New York (dpa) - Im Milliarden-Poker um den Internet-Konzern Yahoo! werden die Karten völlig neu gemischt. Mit Google, AOL, Rupert Murdoch und Microsoft sind mit einem Schlag wieder viele schillernde Namen des Internet und der Medienwelt im Spiel. Ganz neue Allianzen heutiger Erzrivalen könnten die Machtverhältnisse in der Online-Welt massiv verschieben. Oder sind alle neuesten Spekulationen - wie manche Experte meinen - nur ein großer Bluff, um die Einsätze in die Höhe zu treiben?
Gut zwei Monate lang bewegte sich im Tauziehen zwischen dem Softwareriesen Microsoft und seinem Übernahmekandidaten Yahoo! recht wenig. Microsoft-Chef Steve Ballmer pries seine ursprünglich knapp 45 Milliarden Dollar (29 Mrd Euro) schwere Offerte als fairen Preis an, doch Yahoo!-Chef Jerry Yang ließ ihn abblitzen. Vor wenigen Tagen riss Ballmer die Geduld: Getreu dem Motto "Bist Du nicht willig, dann brauch ich Gewalt" stellte er Yahoo! ein Ultimatum für eine freiwillige Eheschließung noch im April.
Prompt schlägt Yang jetzt zurück: Mit Microsofts erbittertem Rivalen Google testet Yahoo! eine Kooperation bei Suchanzeigen im Web. Nur in kleinem Umfang und zur Probe, heißt es. Aber Yangs Botschaft an Microsoft ist klar: Wir können auch anders! Noch eine weit größere Nummer wäre ein Pakt mit dem
Internet-Anbieter AOL aus dem US-Konzern Time Warner, über den Yahoo! laut US-Medienberichten von Donnerstag unter Hochdruck verhandelt. Ob jedoch AOL der rettende weiße Ritter sein könnte, ist fraglich: Das Online-Portal sucht selbst verzweifelt nach einer neuen gewinnträchtigen Strategie.

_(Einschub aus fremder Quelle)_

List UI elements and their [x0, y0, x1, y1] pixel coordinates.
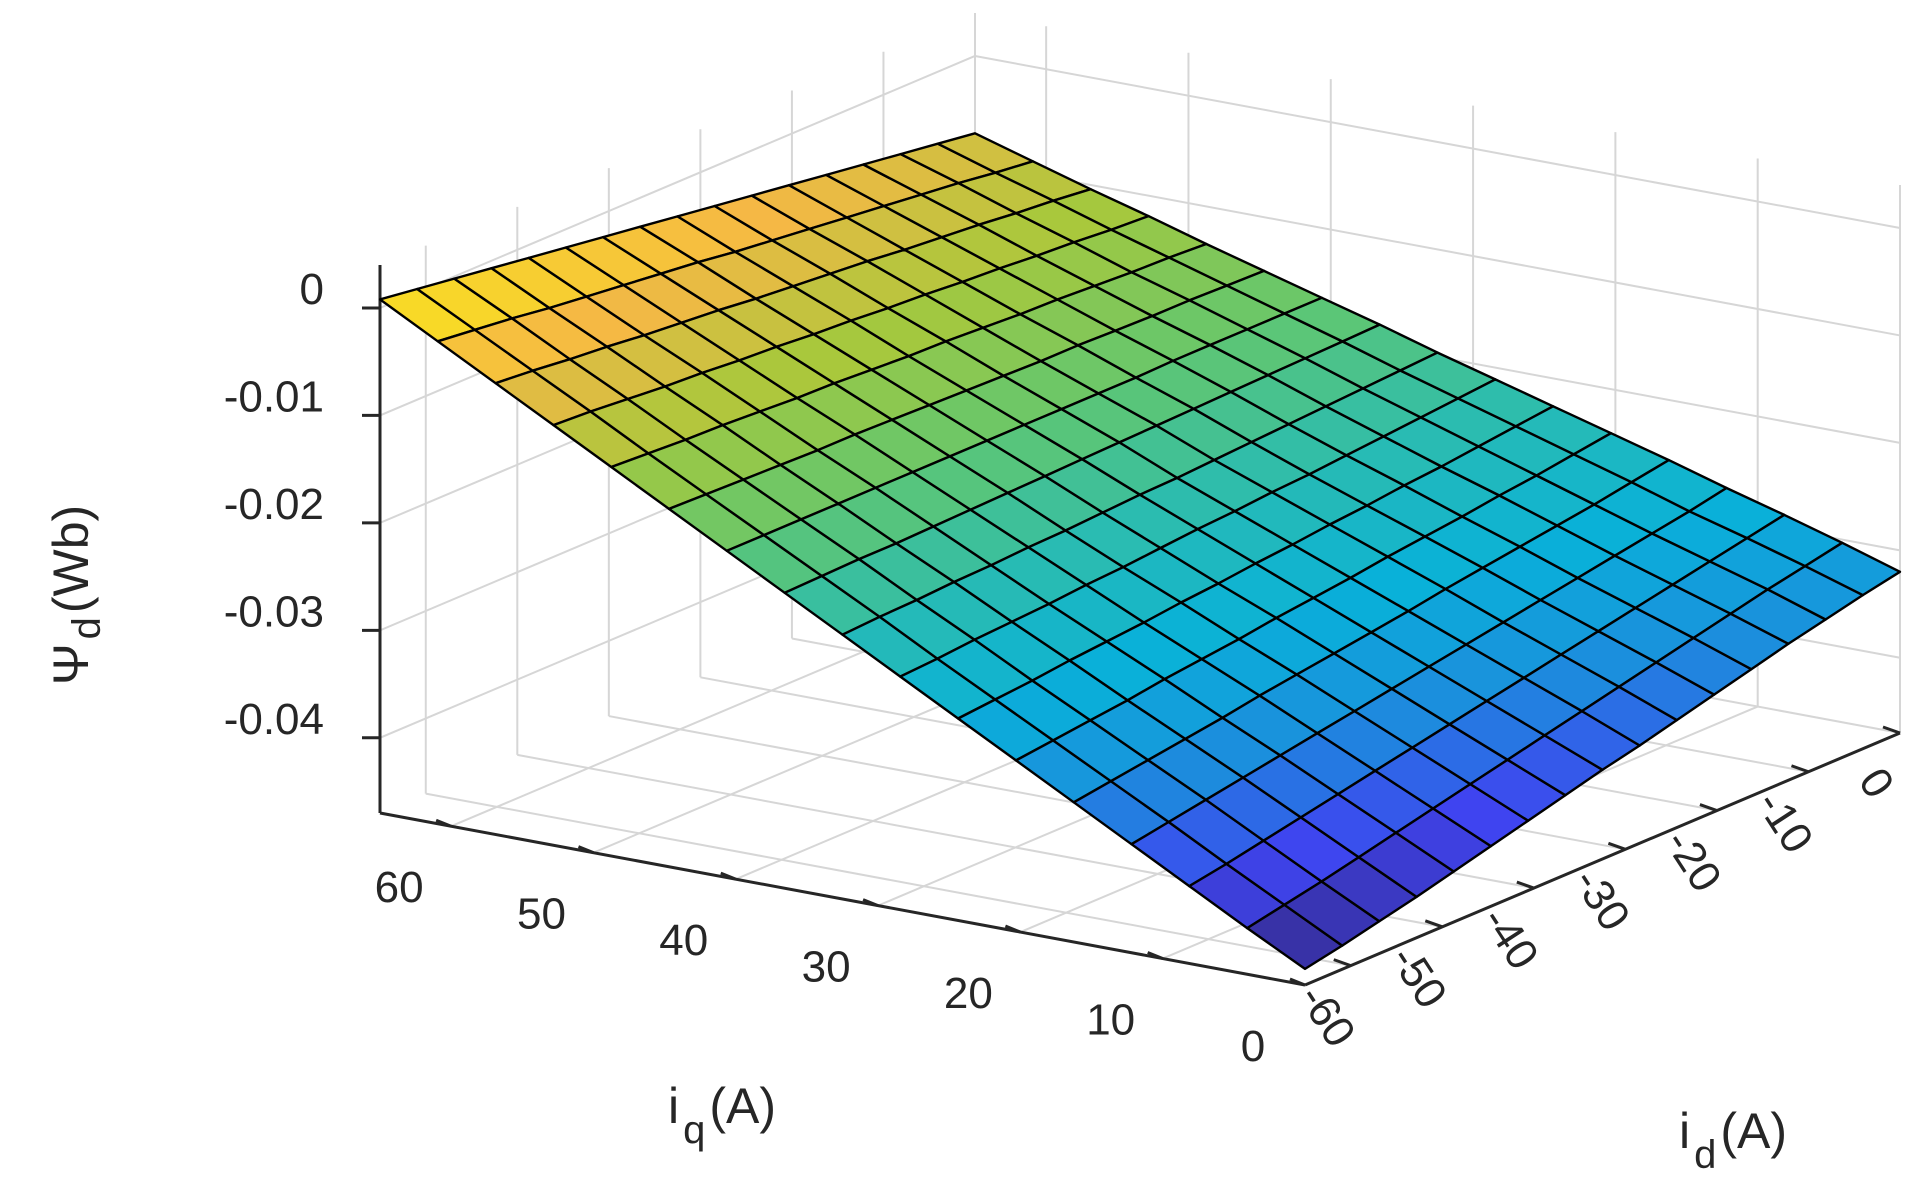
y-axis-label-sub: q — [683, 1108, 705, 1152]
z-axis-label-main: Ψ — [43, 643, 99, 685]
y-tick-mark — [720, 871, 737, 881]
y-tick-mark — [1147, 951, 1164, 960]
x-tick-mark — [1333, 958, 1352, 968]
surface-mesh — [378, 132, 1902, 971]
y-tick-label: 10 — [1086, 996, 1135, 1045]
z-tick-label: -0.04 — [224, 695, 324, 744]
y-axis-label: i q(A) — [668, 1078, 776, 1152]
y-tick-mark — [577, 845, 595, 855]
y-tick-label: 60 — [375, 863, 424, 912]
x-axis-label-main: i — [1679, 1103, 1690, 1159]
z-axis-label-sub: d — [65, 617, 109, 639]
x-tick-mark — [1516, 880, 1535, 890]
x-tick-mark — [1790, 764, 1809, 774]
x-tick-mark — [1424, 919, 1443, 929]
x-axis-label-sub: d — [1694, 1133, 1716, 1177]
grid-line-z-sidewall — [974, 54, 1901, 229]
y-axis-line — [379, 811, 1306, 987]
x-tick-mark — [1882, 725, 1901, 735]
y-tick-mark — [862, 898, 879, 908]
grid-line-x-floor — [425, 792, 1351, 967]
z-axis-label: Ψd (Wb) — [43, 505, 109, 685]
y-axis-label-unit: (A) — [709, 1078, 776, 1134]
x-tick-label: -60 — [1289, 976, 1365, 1056]
z-tick-label: -0.03 — [224, 587, 324, 636]
x-tick-mark — [1699, 803, 1718, 812]
x-axis-line — [1304, 731, 1901, 987]
y-tick-label: 50 — [517, 890, 566, 939]
z-tick-label: -0.02 — [224, 480, 324, 529]
y-tick-label: 0 — [1241, 1022, 1265, 1071]
y-tick-label: 40 — [659, 916, 708, 965]
z-tick-label: 0 — [300, 265, 324, 314]
axes-layer — [362, 265, 1901, 987]
z-axis-label-unit: (Wb) — [43, 505, 99, 613]
x-axis-label-unit: (A) — [1720, 1103, 1787, 1159]
y-tick-mark — [1004, 924, 1021, 934]
z-tick-label: -0.01 — [224, 372, 324, 421]
y-tick-mark — [435, 818, 452, 828]
x-tick-mark — [1607, 841, 1626, 851]
y-tick-label: 30 — [802, 943, 851, 992]
y-axis-label-main: i — [668, 1078, 679, 1134]
x-axis-label: i d(A) — [1679, 1103, 1787, 1177]
y-tick-mark — [1289, 977, 1306, 987]
x-tick-label: 0 — [1849, 759, 1903, 806]
y-tick-label: 20 — [944, 969, 993, 1018]
surface-cell — [1803, 541, 1902, 597]
grid-line-z-backwall — [379, 55, 976, 309]
grid-line-z-sidewall — [974, 162, 1901, 337]
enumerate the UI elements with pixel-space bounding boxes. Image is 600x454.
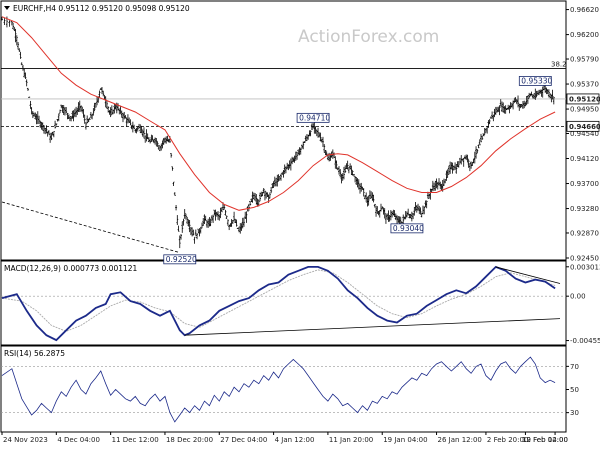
x-tick-label: 24 Nov 2023 <box>3 436 48 444</box>
rsi-y-tick-label: 50 <box>570 386 579 394</box>
price-annotation-label: 0.93040 <box>393 224 424 233</box>
price-y-tick-label: 0.95790 <box>570 56 599 64</box>
price-y-tick-label: 0.94950 <box>570 106 599 114</box>
moving-average-line <box>1 16 556 211</box>
x-tick-label: 27 Dec 04:00 <box>220 436 267 444</box>
x-tick-label: 26 Jan 12:00 <box>438 436 482 444</box>
x-tick-label: 18 Dec 20:00 <box>166 436 213 444</box>
rsi-y-tick-label: 30 <box>570 409 579 417</box>
x-tick-label: 11 Jan 20:00 <box>329 436 373 444</box>
price-y-tick-label: 0.93700 <box>570 180 599 188</box>
rsi-header: RSI(14) 56.2875 <box>4 349 65 358</box>
support-level-box-label: 0.94660 <box>569 123 600 131</box>
rsi-plot <box>1 356 566 423</box>
price-annotation-box <box>390 223 424 234</box>
collapse-triangle-icon[interactable] <box>4 6 10 10</box>
price-y-tick-label: 0.92450 <box>570 255 599 263</box>
price-annotation-box <box>518 76 552 86</box>
price-y-tick-label: 0.96620 <box>570 6 599 14</box>
x-tick-label: 19 Feb 12:00 <box>522 436 568 444</box>
watermark: ActionForex.com <box>298 27 439 47</box>
price-annotation-label: 0.95330 <box>521 76 552 85</box>
rsi-line <box>1 356 556 423</box>
current-price-box <box>566 93 600 105</box>
price-header: EURCHF,H4 0.95112 0.95120 0.95098 0.9512… <box>13 4 190 13</box>
macd-panel-frame <box>0 260 567 346</box>
macd-main-line <box>1 265 556 342</box>
price-plot: 38.2 0.92520 0.94710 0.93040 0.95330 <box>1 16 567 265</box>
x-tick-label: 19 Jan 04:00 <box>383 436 427 444</box>
x-tick-label: 4 Jan 12:00 <box>275 436 315 444</box>
macd-header: MACD(12,26,9) 0.000773 0.001121 <box>4 264 138 273</box>
support-level-box <box>566 120 600 132</box>
price-y-tick-label: 0.94540 <box>570 130 599 138</box>
macd-signal-line <box>1 269 556 332</box>
rsi-panel-frame <box>0 345 567 433</box>
macd-trend-line <box>495 266 561 284</box>
x-tick-label: 12 Feb 04:00 <box>522 436 568 444</box>
fib-level-label: 38.2 <box>551 61 567 69</box>
x-tick-label: 11 Dec 12:00 <box>112 436 159 444</box>
macd-y-tick-label: 0.003013 <box>570 263 600 271</box>
macd-plot <box>1 265 566 342</box>
x-tick-label: 2 Feb 20:00 <box>487 436 528 444</box>
macd-y-tick-label: 0.00 <box>570 293 586 301</box>
price-y-tick-label: 0.95370 <box>570 81 599 89</box>
price-y-tick-label: 0.93280 <box>570 205 599 213</box>
price-y-tick-label: 0.96200 <box>570 31 599 39</box>
price-annotation-box <box>163 254 197 265</box>
price-annotation-label: 0.92520 <box>166 255 197 264</box>
price-panel-frame <box>0 0 567 261</box>
macd-trend-line <box>184 318 561 336</box>
price-annotation-label: 0.94710 <box>299 113 330 122</box>
current-price-box-label: 0.95120 <box>569 95 600 103</box>
axis-labels: 0.96620 0.96200 0.95790 0.95370 0.94950 0.945… <box>1 6 600 444</box>
rsi-y-tick-label: 70 <box>570 363 579 371</box>
price-annotation-box <box>296 112 330 123</box>
x-tick-label: 4 Dec 04:00 <box>57 436 100 444</box>
macd-y-tick-label: -0.00455 <box>570 337 600 345</box>
price-trend-line <box>1 201 180 254</box>
price-y-tick-label: 0.94120 <box>570 155 599 163</box>
price-y-tick-label: 0.92870 <box>570 229 599 237</box>
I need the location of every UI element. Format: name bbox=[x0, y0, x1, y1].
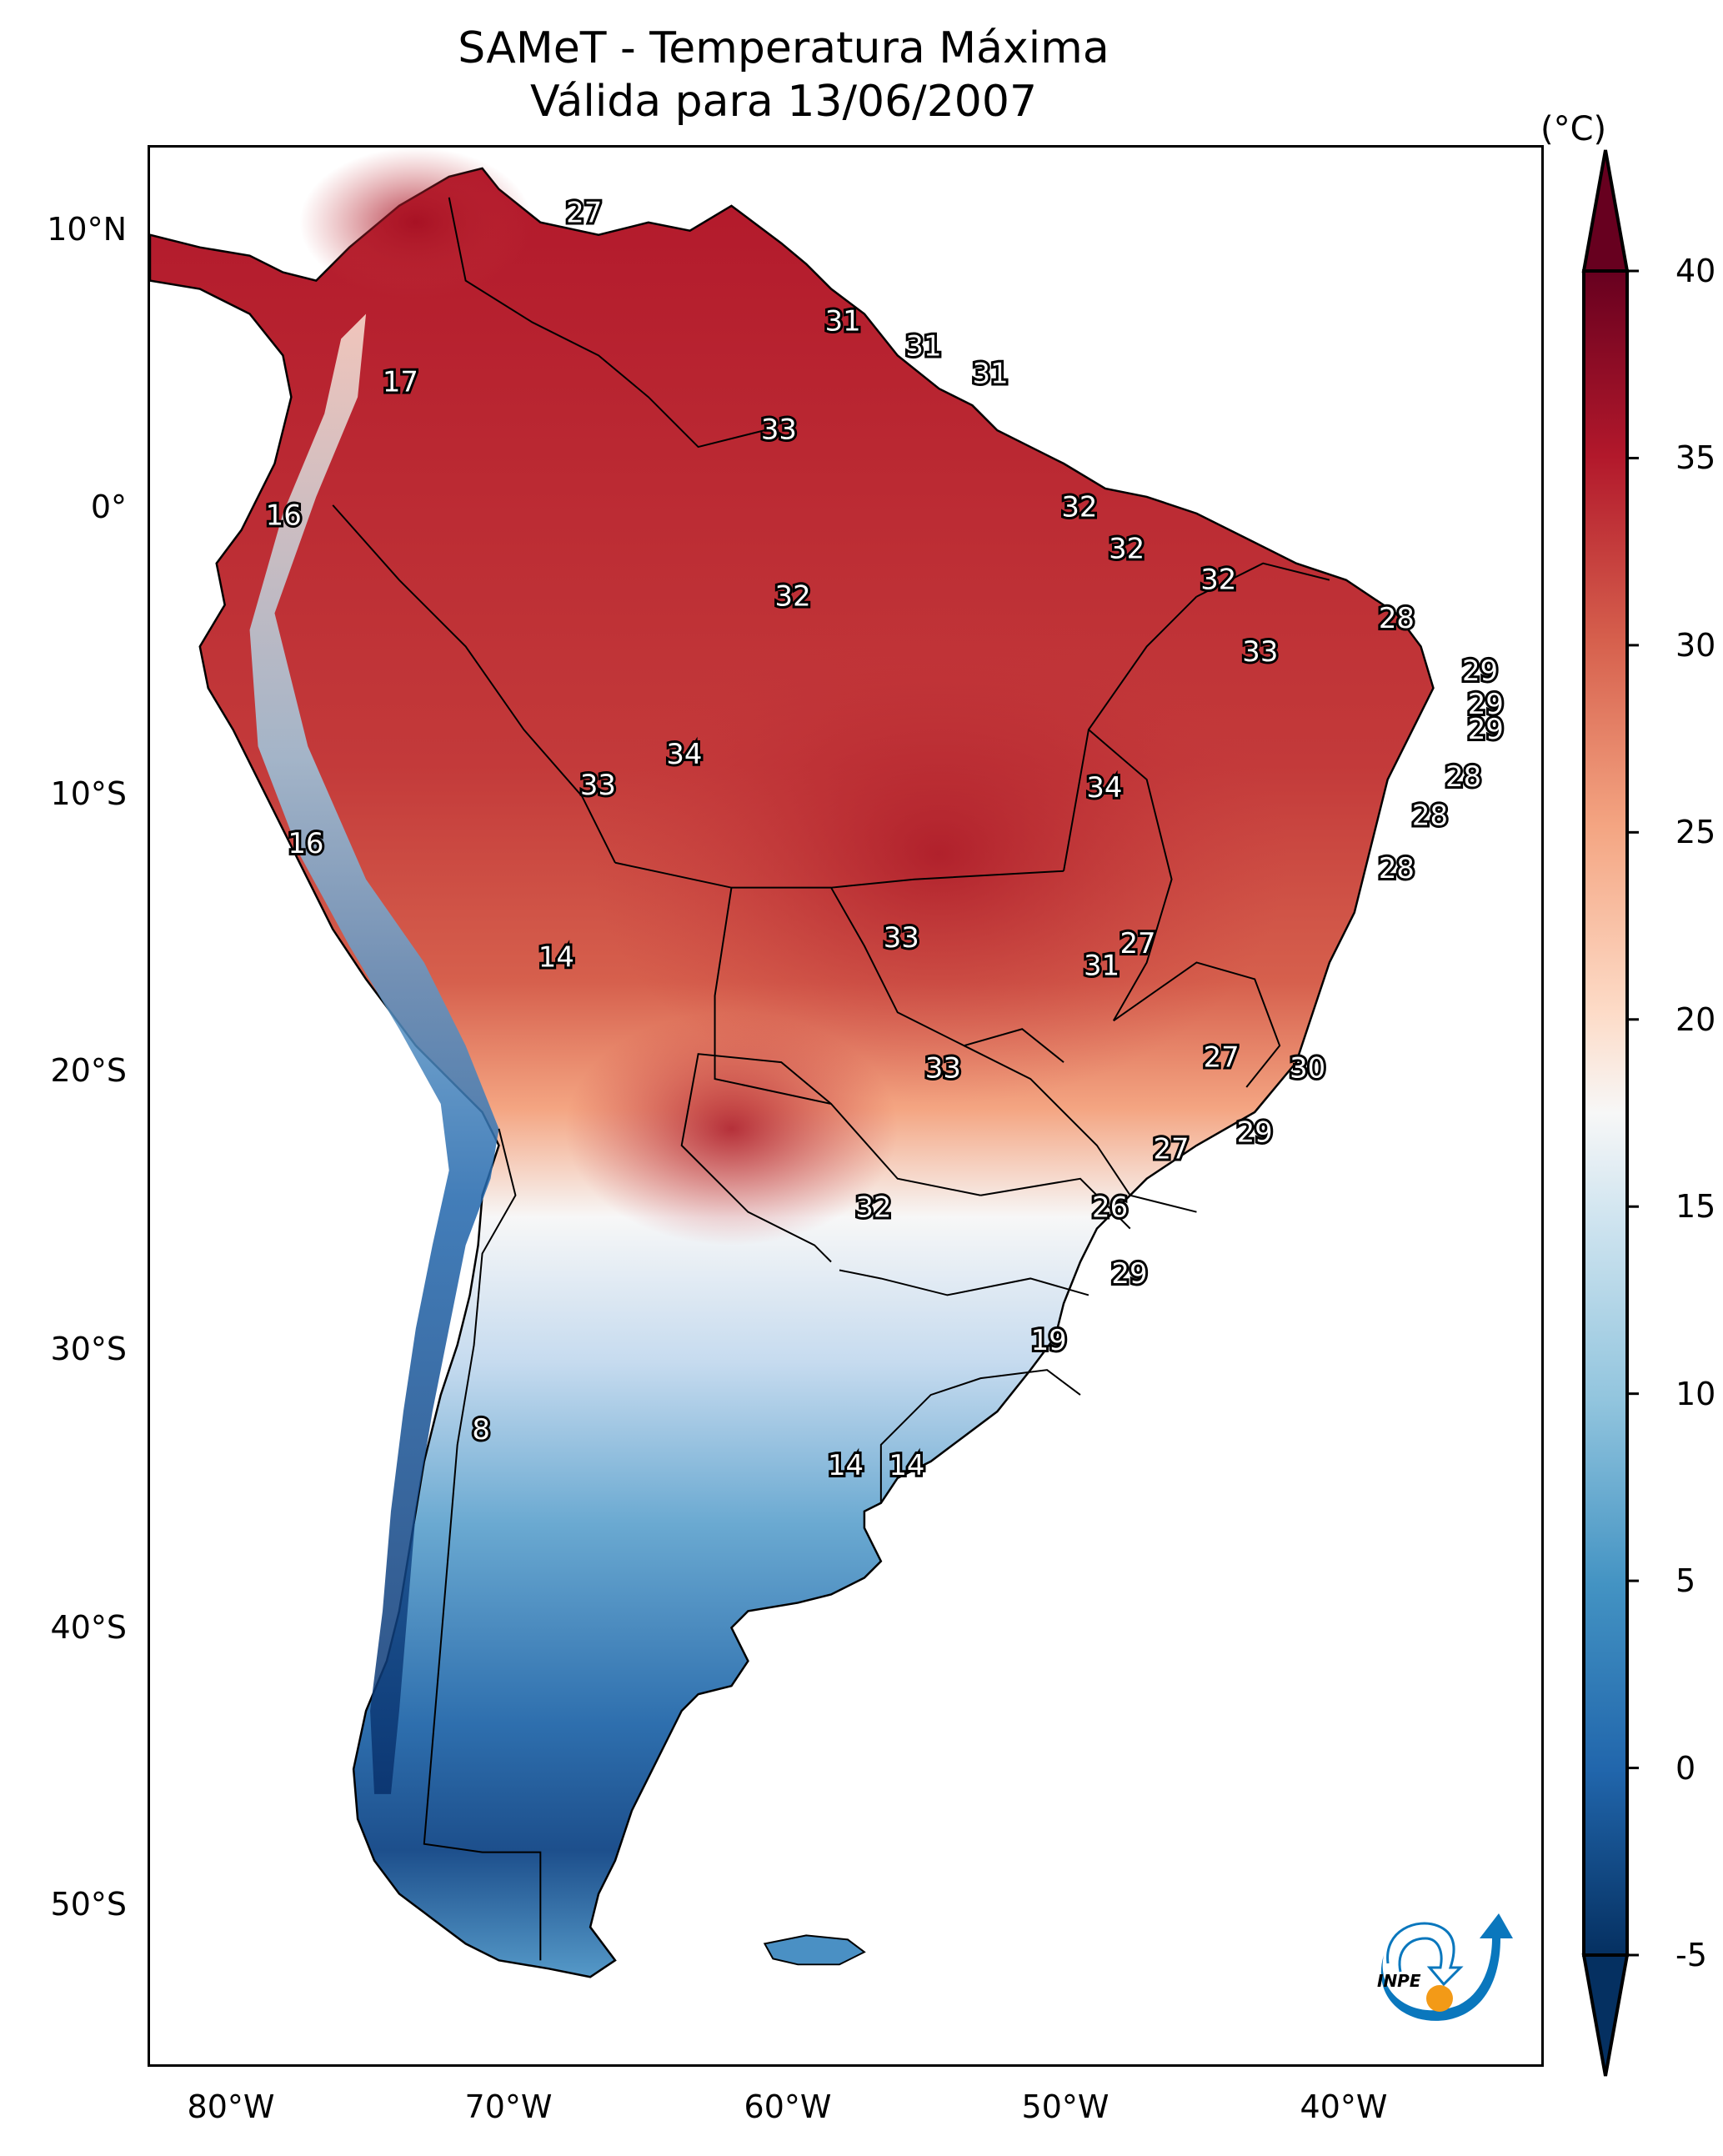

Doch auch Microsoft könnte Berichten zufolge heftig aufrüsten und sich Medienmogul Rupert Murdoch mit seiner News Corp. als mächtigen Bündnispartner holen. Zu Murdochs Internet-Besitztümern zählt das boomende Online-Netzwerk MySpace. Zusammen mit dem größten US-Portal Yahoo! und Microsofts Web-Aktivitäten würde so eine neue Großmacht im Internet entstehen.
Ein großes Fragezeichen hinter allen möglichen Allianzen: Was sagen die Wettbewerbshüter dazu? Google etwa dominiert heute schon die Internet-Suche und damit verknüpfte Online-Werbung. Google und Yahoo! zusammen wären laut vielen Experten übermächtig. Microsoft zeterte denn auch sofort, dies würde den Wettbewerb dramatisch einschränken. Mit dem Yahoo!-Kauf will Ballmer seinem auch persönlichen Gegner, Google-Chef Eric Schmidt, kräftig in die Parade fahren.
Die ganzen Muskelspiele bei Yahoo! könnten auch nur Show sein mit einem einzigen Ziel: Microsoft zu einem höheren Übernahmeangebot zu zwingen. "Alles nur Taktik", urteilten gleich mehrere Analysten. Um fünf bis sechs Dollar je
Aktie steige der Wert von Yahoo! durch eine Google-Kooperation, rechneten Bear-Stearns-Experten flugs vor. Bisher droht Microsoft eher, das Angebot von anfangs 31 Dollar je Aktie zu senken.
Die zeitgleich in mehreren US-Medien aufgetauchten Spekulationen über die Verhandlungen zwischen allen Beteiligten sind denn auch kein Zufall: Längst liefern sich Microsoft und Yahoo! einen PR-Wettlauf und füttern die Medien gezielt mit mehr oder weniger richtigen Informationen. Wer in dieser Schlacht den Kürzeren zieht, könnte am Ende auch bei einer Übernahme viele Milliarden Dollar verlieren - weil er zu viel bezahlt oder zu wenig bekommt.
In den nächsten Wochen müssen ohnehin alle Mitspieler einen Teil ihrer Karten auf den Tisch legen, sagen Analysten. Mit der Vorlage der Quartalszahlen schlägt die Stunde der Wahrheit. Den Anfang macht Google am nächsten Donnerstag, ein paar Tage später folgen Yahoo! (22.4.) und Microsoft (24.4.). Vor allem Yahoo! könnte gute Zahlen als Trumpf dringend gebrauchen.